Cancer du sang : un gène identifié comme oncogène dans le lymphome B

Une protéine jouant un rôle important dans le développement du cancer du sang le plus courant, le lymphome diffus à grandes cellules B, vient d’être identifiée.

La recherche sur le cancer continue d’avancer. Une récente équipe dmenée par le Centre national de recherche sur le cancer (CNIO) aux Etats-Unis a fait une découverte majeure : un nombre important de gènes HnRNP K peut provoquer des lymphomes diffus à grandes cellules B. Mais qu’est-ce que l’HnRNP K ?

De son nom complet Heterogeneous Nuclear Ribonucleoprotein, il s’agit d’une protéine de liaison à l’ARN (l’acide ribonucléique), une molécule biologique dont le rôle est justement de synthétiser les protéines, mais qui intervient aussi dans des réactions chimiques du métabolisme cellulaire.

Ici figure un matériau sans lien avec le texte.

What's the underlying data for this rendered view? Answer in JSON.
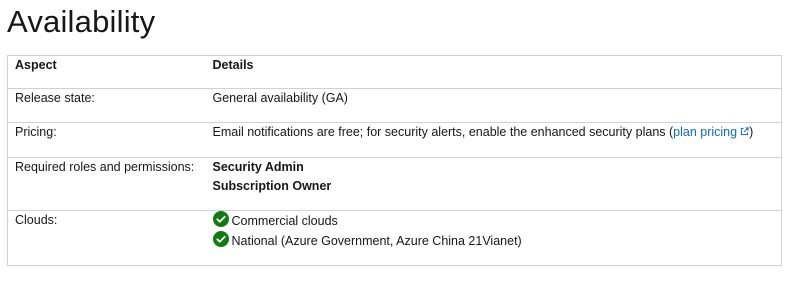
{
  "page": {
    "title": "Availability"
  },
  "table": {
    "headers": {
      "aspect": "Aspect",
      "details": "Details"
    },
    "release": {
      "aspect": "Release state:",
      "details": "General availability (GA)"
    },
    "pricing": {
      "aspect": "Pricing:",
      "details_prefix": "Email notifications are free; for security alerts, enable the enhanced security plans (",
      "link_text": "plan pricing",
      "details_suffix": ")"
    },
    "roles": {
      "aspect": "Required roles and permissions:",
      "items": [
        "Security Admin",
        "Subscription Owner"
      ]
    },
    "clouds": {
      "aspect": "Clouds:",
      "items": [
        "Commercial clouds",
        "National (Azure Government, Azure China 21Vianet)"
      ]
    }
  },
  "colors": {
    "link": "#0f6cbd",
    "check": "#107c10",
    "border": "#d1d1d1",
    "text": "#171717"
  },
  "icons": {
    "external_link": "external-link-icon",
    "check": "checkmark-circle-icon"
  }
}
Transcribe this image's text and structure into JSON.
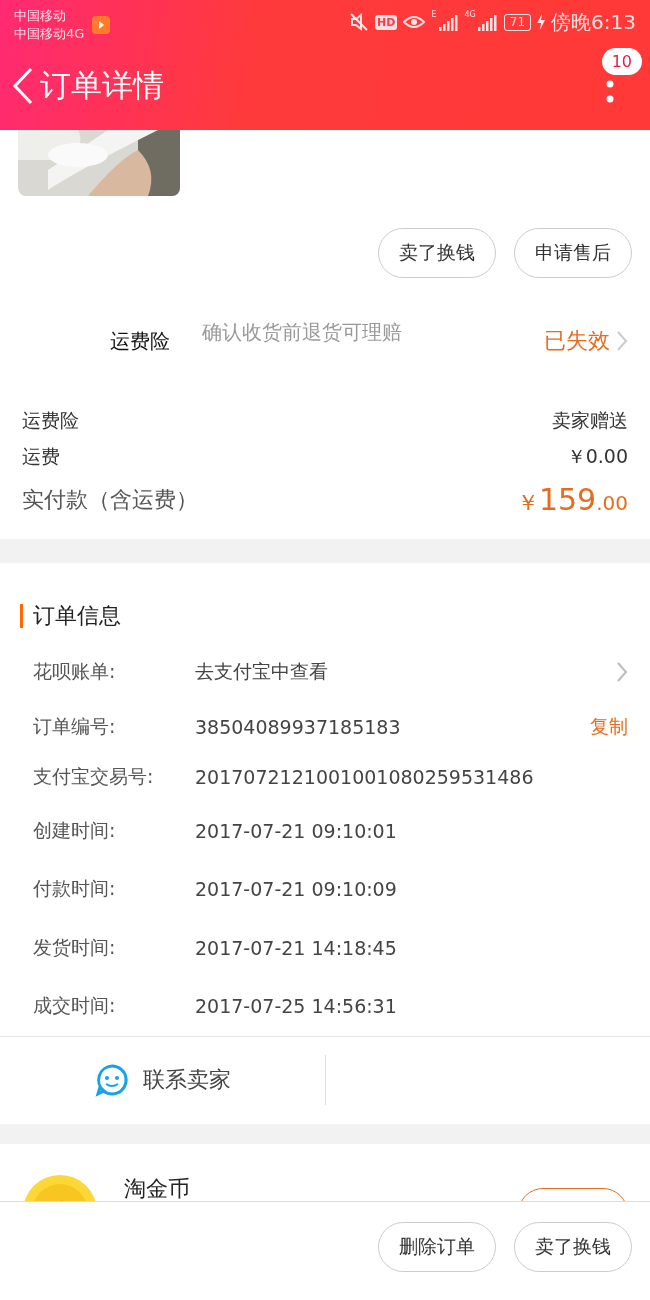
{
  "status_bar": {
    "carrier_1": "中国移动",
    "carrier_2": "中国移动4G",
    "hd": "HD",
    "network_1": "E",
    "network_2": "4G",
    "battery": "71",
    "time": "傍晚6:13"
  },
  "header": {
    "title": "订单详情",
    "badge": "10"
  },
  "order_actions": [
    {
      "label": "卖了换钱"
    },
    {
      "label": "申请售后"
    }
  ],
  "insurance": {
    "label": "运费险",
    "description": "确认收货前退货可理赔",
    "status": "已失效"
  },
  "costs": [
    {
      "label": "运费险",
      "value": "卖家赠送"
    },
    {
      "label": "运费",
      "value": "￥0.00"
    }
  ],
  "total": {
    "label": "实付款（含运费）",
    "currency": "￥",
    "integer": "159",
    "decimal": ".00"
  },
  "order_info": {
    "title": "订单信息",
    "rows": [
      {
        "label": "花呗账单:",
        "value": "去支付宝中查看",
        "kind": "link"
      },
      {
        "label": "订单编号:",
        "value": "38504089937185183",
        "kind": "copy",
        "action": "复制"
      },
      {
        "label": "支付宝交易号:",
        "value": "2017072121001001080259531486",
        "kind": "plain"
      },
      {
        "label": "创建时间:",
        "value": "2017-07-21 09:10:01",
        "kind": "plain"
      },
      {
        "label": "付款时间:",
        "value": "2017-07-21 09:10:09",
        "kind": "plain"
      },
      {
        "label": "发货时间:",
        "value": "2017-07-21 14:18:45",
        "kind": "plain"
      },
      {
        "label": "成交时间:",
        "value": "2017-07-25 14:56:31",
        "kind": "plain"
      }
    ]
  },
  "contact": {
    "label": "联系卖家"
  },
  "coins": {
    "title": "淘金币"
  },
  "bottom_actions": [
    {
      "label": "删除订单"
    },
    {
      "label": "卖了换钱"
    }
  ]
}
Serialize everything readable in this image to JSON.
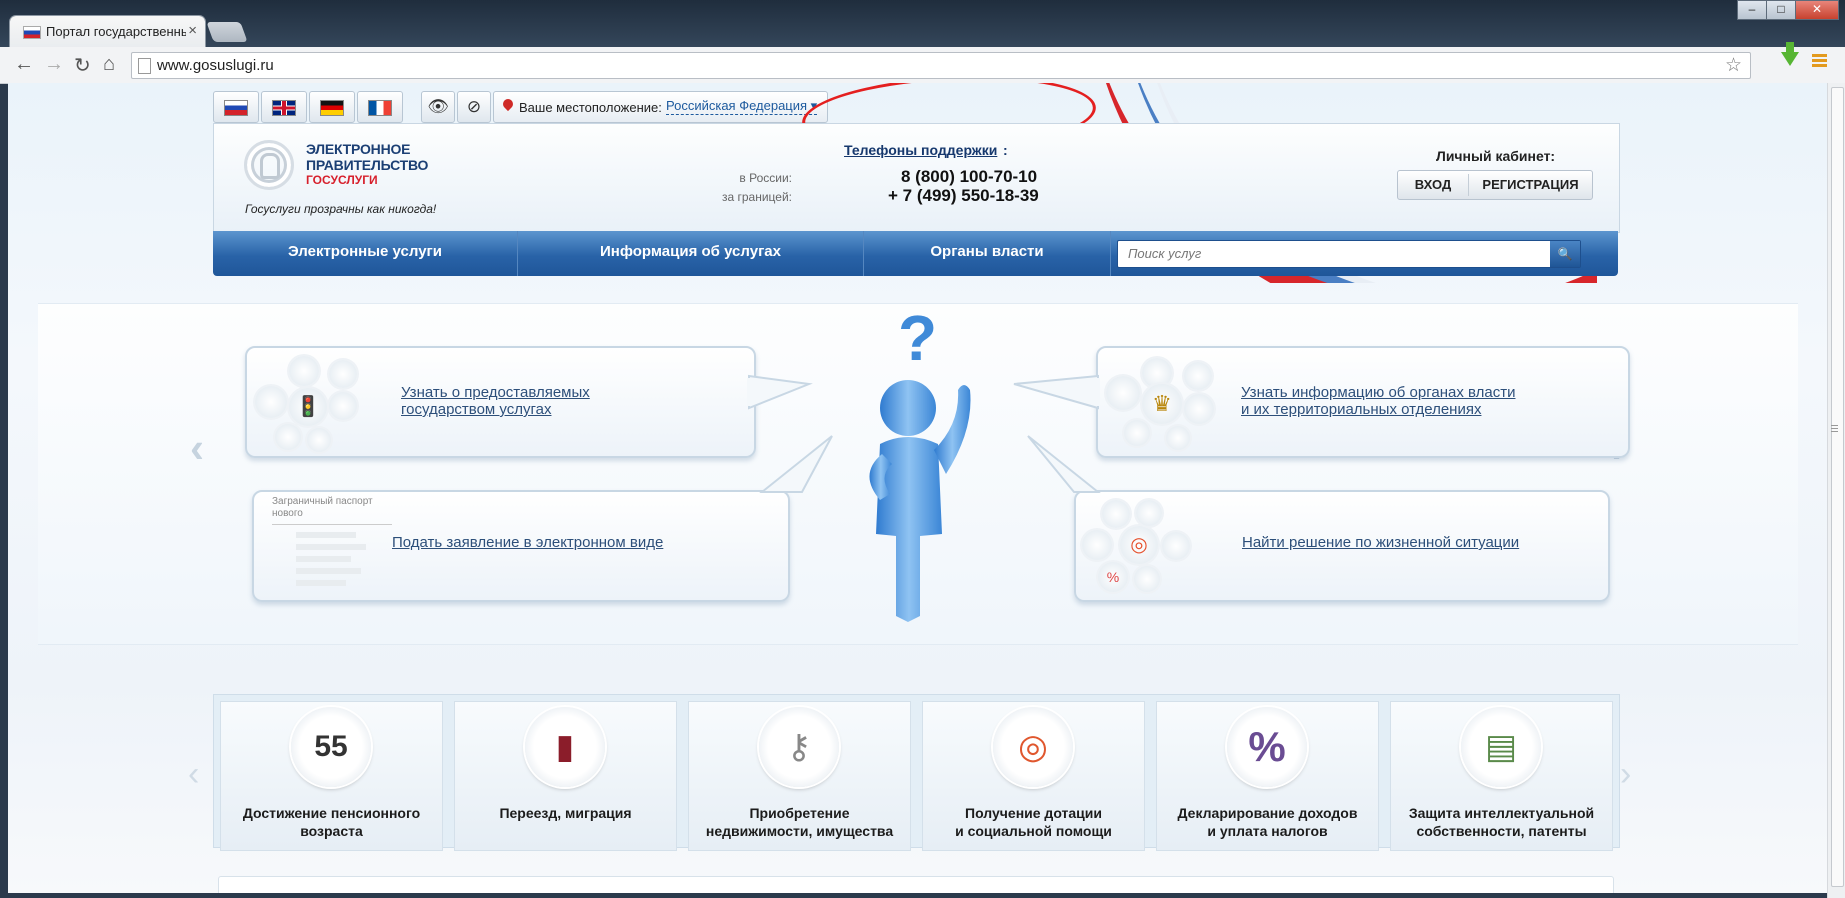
{
  "browser": {
    "tab_title": "Портал государственных",
    "url": "www.gosuslugi.ru"
  },
  "langs": [
    "ru-flag-icon",
    "uk-flag-icon",
    "de-flag-icon",
    "fr-flag-icon"
  ],
  "location": {
    "label": "Ваше местоположение:",
    "value": "Российская Федерация"
  },
  "logo": {
    "line1": "ЭЛЕКТРОННОЕ",
    "line2": "ПРАВИТЕЛЬСТВО",
    "line3": "ГОСУСЛУГИ",
    "tagline": "Госуслуги прозрачны как никогда!"
  },
  "support": {
    "title": "Телефоны поддержки",
    "colon": ":",
    "russia_label": "в России:",
    "russia_number": "8 (800) 100-70-10",
    "abroad_label": "за границей:",
    "abroad_number": "+ 7 (499) 550-18-39"
  },
  "cabinet": {
    "title": "Личный кабинет:",
    "login": "ВХОД",
    "register": "РЕГИСТРАЦИЯ"
  },
  "nav": {
    "items": [
      "Электронные услуги",
      "Информация об услугах",
      "Органы власти"
    ],
    "search_placeholder": "Поиск услуг"
  },
  "slider": {
    "bubble1": "Узнать о предоставляемых\nгосударством услугах",
    "bubble2": "Узнать информацию об органах власти\nи их территориальных отделениях",
    "bubble3": "Подать заявление в электронном виде",
    "bubble4": "Найти решение по жизненной ситуации",
    "doc_thumb_title": "Заграничный паспорт нового",
    "dots_total": 8,
    "dots_active_index": 2
  },
  "categories": [
    {
      "label": "Достижение пенсионного\nвозраста",
      "icon": "calendar-55-icon"
    },
    {
      "label": "Переезд, миграция",
      "icon": "passport-icon"
    },
    {
      "label": "Приобретение\nнедвижимости, имущества",
      "icon": "keys-icon"
    },
    {
      "label": "Получение дотации\nи социальной помощи",
      "icon": "lifebuoy-icon"
    },
    {
      "label": "Декларирование доходов\nи уплата налогов",
      "icon": "percent-icon"
    },
    {
      "label": "Защита интеллектуальной\nсобственности, патенты",
      "icon": "certificate-icon"
    }
  ]
}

Il a déjà été découvert lors de précédentes études que cette protéine est bien plus présente chez les personnes touchées par un cancer. Aujourd’hui, cette nouvelle étude, publiée dans le Journal of the National Cancer Institute,prouve qu’une surexpression de HnRNP K entraîne des cancers plus virulents et diminue les chances de survie.

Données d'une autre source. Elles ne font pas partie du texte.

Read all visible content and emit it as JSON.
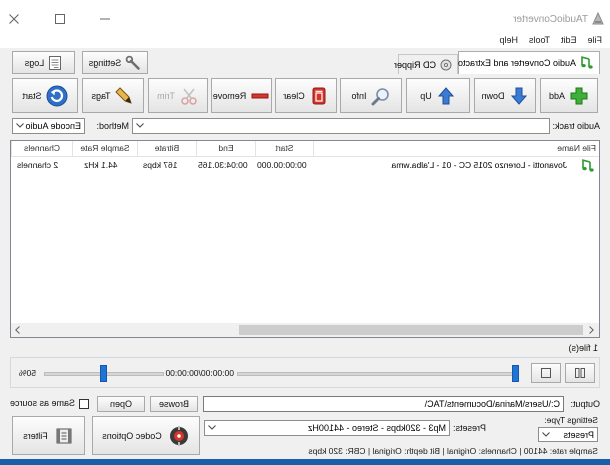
{
  "window": {
    "title": "TAudioConverter",
    "controls": [
      "minimize-icon",
      "maximize-icon",
      "close-icon"
    ]
  },
  "menu": [
    {
      "label": "File"
    },
    {
      "label": "Edit"
    },
    {
      "label": "Tools"
    },
    {
      "label": "Help"
    }
  ],
  "tabs": [
    {
      "label": "Audio Converter and Extractor",
      "icon": "music-note-icon",
      "selected": true
    },
    {
      "label": "CD Ripper",
      "icon": "cd-icon",
      "selected": false
    }
  ],
  "top_buttons": {
    "settings": {
      "label": "Settings",
      "icon": "wrench-icon"
    },
    "logs": {
      "label": "Logs",
      "icon": "notepad-icon"
    }
  },
  "toolbar": {
    "items": [
      {
        "label": "Add",
        "icon": "plus-icon",
        "enabled": true
      },
      {
        "label": "Down",
        "icon": "arrow-down-icon",
        "enabled": true
      },
      {
        "label": "Up",
        "icon": "arrow-up-icon",
        "enabled": true
      },
      {
        "label": "Info",
        "icon": "magnifier-icon",
        "enabled": true
      },
      {
        "label": "Clear",
        "icon": "clear-icon",
        "enabled": true
      },
      {
        "label": "Remove",
        "icon": "minus-icon",
        "enabled": true
      },
      {
        "label": "Trim",
        "icon": "scissors-icon",
        "enabled": false
      },
      {
        "label": "Tags",
        "icon": "pencil-icon",
        "enabled": true
      },
      {
        "label": "Start",
        "icon": "refresh-icon",
        "enabled": true
      }
    ]
  },
  "audio_track": {
    "label": "Audio track:"
  },
  "method": {
    "label": "Method:",
    "value": "Encode Audio"
  },
  "file_table": {
    "columns": [
      "File Name",
      "Start",
      "End",
      "Bitrate",
      "Sample Rate",
      "Channels"
    ],
    "rows": [
      [
        "Jovanotti - Lorenzo 2015 CC - 01 - L'alba.wma",
        "00:00:00.000",
        "00:04:30.165",
        "167 kbps",
        "44.1 kHz",
        "2 channels"
      ]
    ]
  },
  "file_count": "1 file(s)",
  "playback": {
    "time": "00:00:00/00:00:00",
    "volume": "50%",
    "seek_position": 0
  },
  "output": {
    "label": "Output:",
    "path": "C:\\Users\\Marina\\Documents\\TAC\\",
    "browse": "Browse",
    "open": "Open",
    "same_as_source": "Same as source",
    "same_as_source_checked": false
  },
  "settings_type": {
    "label": "Settings Type:",
    "value": "Presets"
  },
  "presets": {
    "label": "Presets:",
    "value": "Mp3 - 320kbps - Stereo - 44100Hz"
  },
  "action_buttons": {
    "codec_options": {
      "label": "Codec Options",
      "icon": "codec-icon"
    },
    "filters": {
      "label": "Filters",
      "icon": "filter-icon"
    }
  },
  "status_bar": "Sample rate: 44100 | Channels: Original | Bit depth: Original | CBR: 320 kbps",
  "colors": {
    "window_bg": "#f0f0f0",
    "title_bg": "#ffffff",
    "accent_green": "#2f9a2f",
    "accent_blue": "#2f6fc8",
    "accent_red": "#d6342b",
    "desktop": "#1b5ea8"
  }
}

Une étude menée sur des souris génétiquement modifiées

Pour mener cette étude, les chercheurs sont utilisé des souris préalablement modifiées génétiquement pour avoir une sur-expression de HnRNP K. Ainsi, les chercheurs ont pu examiner directement l’effet du HnRNP K dans le cas lymphome B à grandes cellules. « La surexpression de HnRNP K chez des souris transgéniques a entraîné le développement d’un lymphome et réduit sa survie », résume Miguel Gallardo, chercheur et coordinateur de l’unité qui a mené ces recherches.

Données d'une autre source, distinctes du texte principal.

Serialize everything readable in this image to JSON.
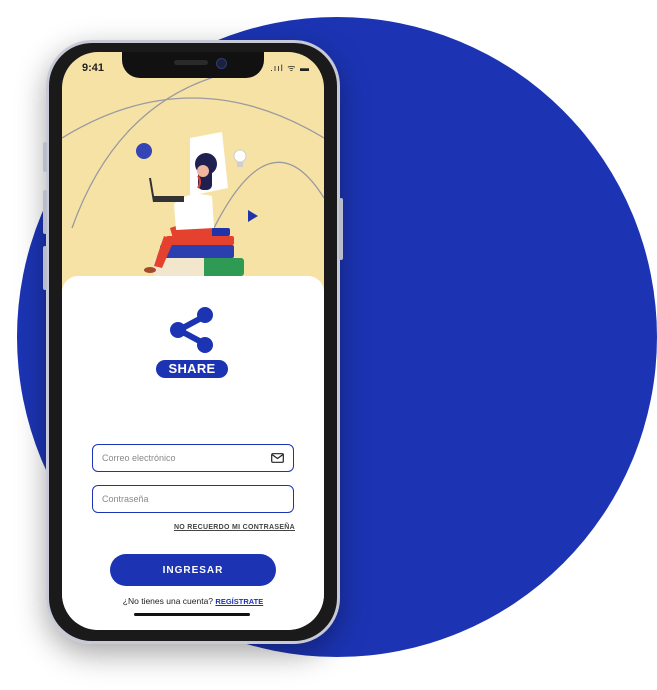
{
  "status_bar": {
    "time": "9:41",
    "icons": ".ııl ᯤ ▬"
  },
  "brand": {
    "name": "SHARE",
    "color": "#1c34b4"
  },
  "login": {
    "email_placeholder": "Correo electrónico",
    "password_placeholder": "Contraseña",
    "forgot_label": "No recuerdo mi contraseña",
    "submit_label": "INGRESAR",
    "signup_prompt": "¿No tienes una cuenta?",
    "signup_link": "Regístrate"
  },
  "colors": {
    "accent": "#1c34b4",
    "header_bg": "#f7e2a6",
    "circle": "#1c34b4"
  },
  "icons": [
    "share-icon",
    "mail-icon",
    "lightbulb-icon",
    "play-triangle-icon"
  ]
}
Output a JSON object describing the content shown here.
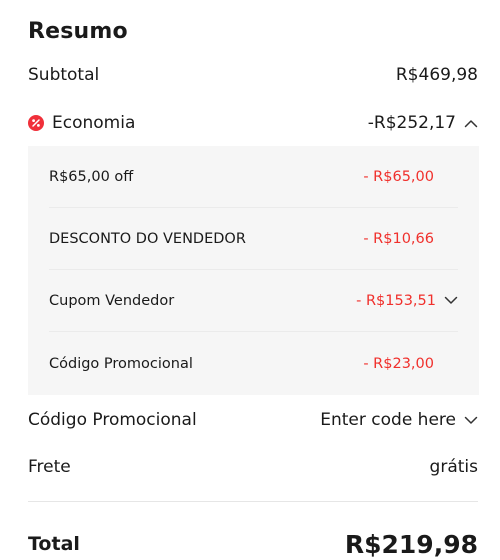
{
  "summary": {
    "title": "Resumo",
    "subtotal_label": "Subtotal",
    "subtotal_value": "R$469,98",
    "economia_label": "Economia",
    "economia_value": "-R$252,17",
    "discounts": [
      {
        "label": "R$65,00 off",
        "value": "- R$65,00"
      },
      {
        "label": "DESCONTO DO VENDEDOR",
        "value": "- R$10,66"
      },
      {
        "label": "Cupom Vendedor",
        "value": "- R$153,51"
      },
      {
        "label": "Código Promocional",
        "value": "- R$23,00"
      }
    ],
    "promo_label": "Código Promocional",
    "promo_placeholder": "Enter code here",
    "frete_label": "Frete",
    "frete_value": "grátis",
    "total_label": "Total",
    "total_value": "R$219,98"
  },
  "colors": {
    "accent_red": "#f0302c",
    "panel_bg": "#f6f6f6"
  },
  "icons": {
    "economia": "discount-badge-icon",
    "economia_toggle": "chevron-up-icon",
    "cupom_toggle": "chevron-down-icon",
    "promo_toggle": "chevron-down-icon"
  }
}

Le lymphome diffus à grandes cellules B est un cancer agressif, car sa masse tumorale augmente très rapidement, et les récidives sont très fréquentes. Néanmoins, grâce aux progrès de la recherche et la thérapie CAR-T Cells, récemment arrivée en France, il peut être mieux traité. La découverte de ce pro-oncogène pourra donc permettre de développer de nouvelles méthodes d’évaluation des patients et de nouvelles approches thérapeutiques pour augmenter les chances de rémission.